Юйцзюлюй Анагуй

Поделись знанием:
Перейти к: навигация, поиск
Юйцзюлюй Анагуй
郁久閭阿那瓌
Каган Жужаней
520 — 552
Предшественник: Юйцзюлюй Чоуну
Преемник: Юйцзюлюй Поломэнь
 
Смерть: 552(0552)
Род: Юйцзюлюй
Отец: Юйцзюлюй Футу
Мать: Хоулюйлин
Дети: Юйцзюлюй Аньлочэнь, Императрица Юйцзюлюй

Юйцзюлюй Анагуй (кит. упр. 郁久閭阿那瓌, пиньинь: Yùjiǔlǘ Ānàgūi) (тронное имя. Чиляньтоубиндоуфа[1] Хан (敕連頭兵豆伐可汗)) — одиннадцатый каган жужаней с 520 года по 552 год н. э.. Получил власть в результате мятежа знати против его старшего брата — кагана Чоуну





Правление

Юйцзюлюй Анагуй и Северная Вэй (520—535)

Через десять дней после коронации Анагуя его родственник Силифа Шифа разбил его войско. В жужани началась гражданская война. Анагуй, его младший брат Игюйфою бежали в Бэй Вэй. Силифа казнил ханшу-мать и многих вельмож. Юань Сюй приказал евнуху Лу Сидао, телохранителю Мын Вэю встретить кагана у врат столицы, цинчжован Цзы на середине дороги, евнухам Цуй Гуану и Юань Цуаню в предместьях. В зале Сяньяньдань состоялась помпезная и довольна унизительная для жужаней аудиенция у императора. Каган стоял на коленях, но просил Юань Сюя только об одном: дать ему войска для возвращения родных земель. Император одарил Анагуя, дал ему китайские титулы и признал каганом жужаней, но вопрос о войне отложил. Император созвал военный совет, но мнения разделились. Анагуй дал взятку в 100 лян министру Юань Ча, который выдал ему разрешение уехать из столицы.

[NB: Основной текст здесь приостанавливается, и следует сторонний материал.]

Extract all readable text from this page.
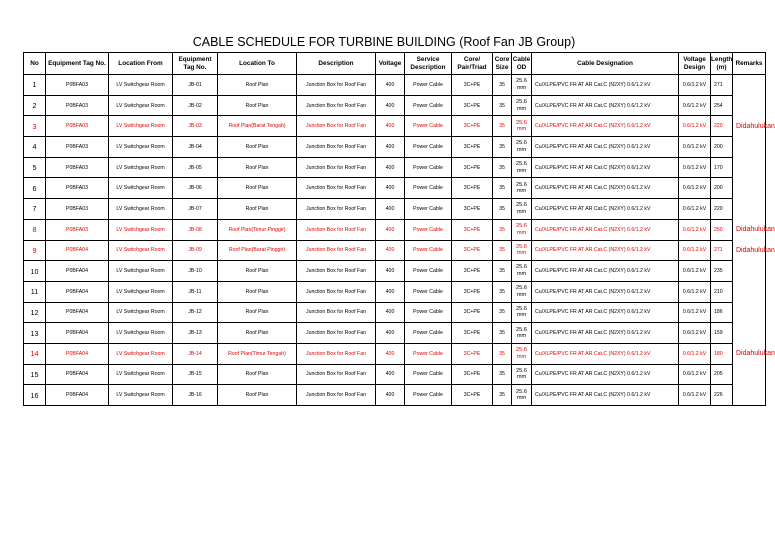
CABLE SCHEDULE FOR TURBINE BUILDING (Roof Fan JB Group)
No	Equipment Tag No.	Location From	Equipment Tag No.	Location To	Description	Voltage	Service Description	Core/ Pair/Triad	Core Size	Cable OD	Cable Designation	Voltage Design	Length (m)	Remarks
1	P0BFA03	LV Switchgear Room	JB-01	Roof Plan	Junction Box for Roof Fan	400	Power Cable	3C+PE	35	25.6 mm	Cu/XLPE/PVC FR AT AR Cat.C (N2XY) 0.6/1.2 kV	0.6/1.2 kV	271	
2	P0BFA03	LV Switchgear Room	JB-02	Roof Plan	Junction Box for Roof Fan	400	Power Cable	3C+PE	35	25.6 mm	Cu/XLPE/PVC FR AT AR Cat.C (N2XY) 0.6/1.2 kV	0.6/1.2 kV	254	
3	P0BFA03	LV Switchgear Room	JB-03	Roof Plan(Barat Tengah)	Junction Box for Roof Fan	400	Power Cable	3C+PE	35	25.6 mm	Cu/XLPE/PVC FR AT AR Cat.C (N2XY) 0.6/1.2 kV	0.6/1.2 kV	220	Didahulukan
4	P0BFA03	LV Switchgear Room	JB-04	Roof Plan	Junction Box for Roof Fan	400	Power Cable	3C+PE	35	25.6 mm	Cu/XLPE/PVC FR AT AR Cat.C (N2XY) 0.6/1.2 kV	0.6/1.2 kV	200	
5	P0BFA03	LV Switchgear Room	JB-05	Roof Plan	Junction Box for Roof Fan	400	Power Cable	3C+PE	35	25.6 mm	Cu/XLPE/PVC FR AT AR Cat.C (N2XY) 0.6/1.2 kV	0.6/1.2 kV	170	
6	P0BFA03	LV Switchgear Room	JB-06	Roof Plan	Junction Box for Roof Fan	400	Power Cable	3C+PE	35	25.6 mm	Cu/XLPE/PVC FR AT AR Cat.C (N2XY) 0.6/1.2 kV	0.6/1.2 kV	200	
7	P0BFA03	LV Switchgear Room	JB-07	Roof Plan	Junction Box for Roof Fan	400	Power Cable	3C+PE	35	25.6 mm	Cu/XLPE/PVC FR AT AR Cat.C (N2XY) 0.6/1.2 kV	0.6/1.2 kV	220	
8	P0BFA03	LV Switchgear Room	JB-08	Roof Plan(Timur Pinggir)	Junction Box for Roof Fan	400	Power Cable	3C+PE	35	25.6 mm	Cu/XLPE/PVC FR AT AR Cat.C (N2XY) 0.6/1.2 kV	0.6/1.2 kV	250	Didahulukan
9	P0BFA04	LV Switchgear Room	JB-09	Roof Plan(Barat Pinggir)	Junction Box for Roof Fan	400	Power Cable	3C+PE	35	25.6 mm	Cu/XLPE/PVC FR AT AR Cat.C (N2XY) 0.6/1.2 kV	0.6/1.2 kV	271	Didahulukan
10	P0BFA04	LV Switchgear Room	JB-10	Roof Plan	Junction Box for Roof Fan	400	Power Cable	3C+PE	35	25.6 mm	Cu/XLPE/PVC FR AT AR Cat.C (N2XY) 0.6/1.2 kV	0.6/1.2 kV	235	
11	P0BFA04	LV Switchgear Room	JB-11	Roof Plan	Junction Box for Roof Fan	400	Power Cable	3C+PE	35	25.6 mm	Cu/XLPE/PVC FR AT AR Cat.C (N2XY) 0.6/1.2 kV	0.6/1.2 kV	210	
12	P0BFA04	LV Switchgear Room	JB-12	Roof Plan	Junction Box for Roof Fan	400	Power Cable	3C+PE	35	25.6 mm	Cu/XLPE/PVC FR AT AR Cat.C (N2XY) 0.6/1.2 kV	0.6/1.2 kV	186	
13	P0BFA04	LV Switchgear Room	JB-13	Roof Plan	Junction Box for Roof Fan	400	Power Cable	3C+PE	35	25.6 mm	Cu/XLPE/PVC FR AT AR Cat.C (N2XY) 0.6/1.2 kV	0.6/1.2 kV	159	
14	P0BFA04	LV Switchgear Room	JB-14	Roof Plan(Timur Tengah)	Junction Box for Roof Fan	400	Power Cable	3C+PE	35	25.6 mm	Cu/XLPE/PVC FR AT AR Cat.C (N2XY) 0.6/1.2 kV	0.6/1.2 kV	180	Didahulukan
15	P0BFA04	LV Switchgear Room	JB-15	Roof Plan	Junction Box for Roof Fan	400	Power Cable	3C+PE	35	25.6 mm	Cu/XLPE/PVC FR AT AR Cat.C (N2XY) 0.6/1.2 kV	0.6/1.2 kV	205	
16	P0BFA04	LV Switchgear Room	JB-16	Roof Plan	Junction Box for Roof Fan	400	Power Cable	3C+PE	35	25.6 mm	Cu/XLPE/PVC FR AT AR Cat.C (N2XY) 0.6/1.2 kV	0.6/1.2 kV	226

В 521 Анагуй уже собирался уезжать, но император остановил его и велел евнуху Му Би узнать о здоровье кагана, после император подарил кагану полный комплект брони для всадника и лошади, 6 комплектов стальных лат для всадника и лошади, 12 копий, украшенных серебром, лентами и лаком, 10 чёрных лакированных копий, 2 комплекта луков и старел украшенных шёлком, 6 луков с киноварным лаком, 6 щитов с саблями, 20 рогов и литавр, а также одеяла, одежду, шёлк, юрты, провизию, посуду, 2 рабынь, 500 лошадей, 200 верблюдов, 100 быков, 5 тыс. баранов, 20 коробок киновари, 20 000 проса. Все подарки император велел отвезти в приграничную крепость. Цуй Гуан и Юань Цуань угостили кагана и проводили его.

Между тем, в землях жужаней продолжалась война. Теперь против Шифа выступил Юйцзюлюй Поломэнь, который после короткой борьбы стал каганом. Вэйцы стали проводить разведку для установления целесообразности войны с Поломэнем. Тйеюнь Цзюйжинь выяснил, что Поломэнь готов принять Анагуя в качестве вассала. Анагуй догадался, что по возвращении его казнят, и попросил позволения вернуться в Вэйскую столицу. Вскоре трон Поломэня пошатнулся и гаоцзюйцы разбили его. Жужани перестали признавать каганскую власть и стали грабить друг друга, род пошёл на род. Вэйский военный совет составил план по которому следовало добиться разделения жужаней на две орды: Анагуя в Тужоси и Поломэня ближе к Кукунору. При этом снабжать их припасами и всем необходимым, но зорко следить за намерениями и поступками. Поломэнь хотел взбунтоваться, но был выдан князьями и китайцы фактически его арестовали.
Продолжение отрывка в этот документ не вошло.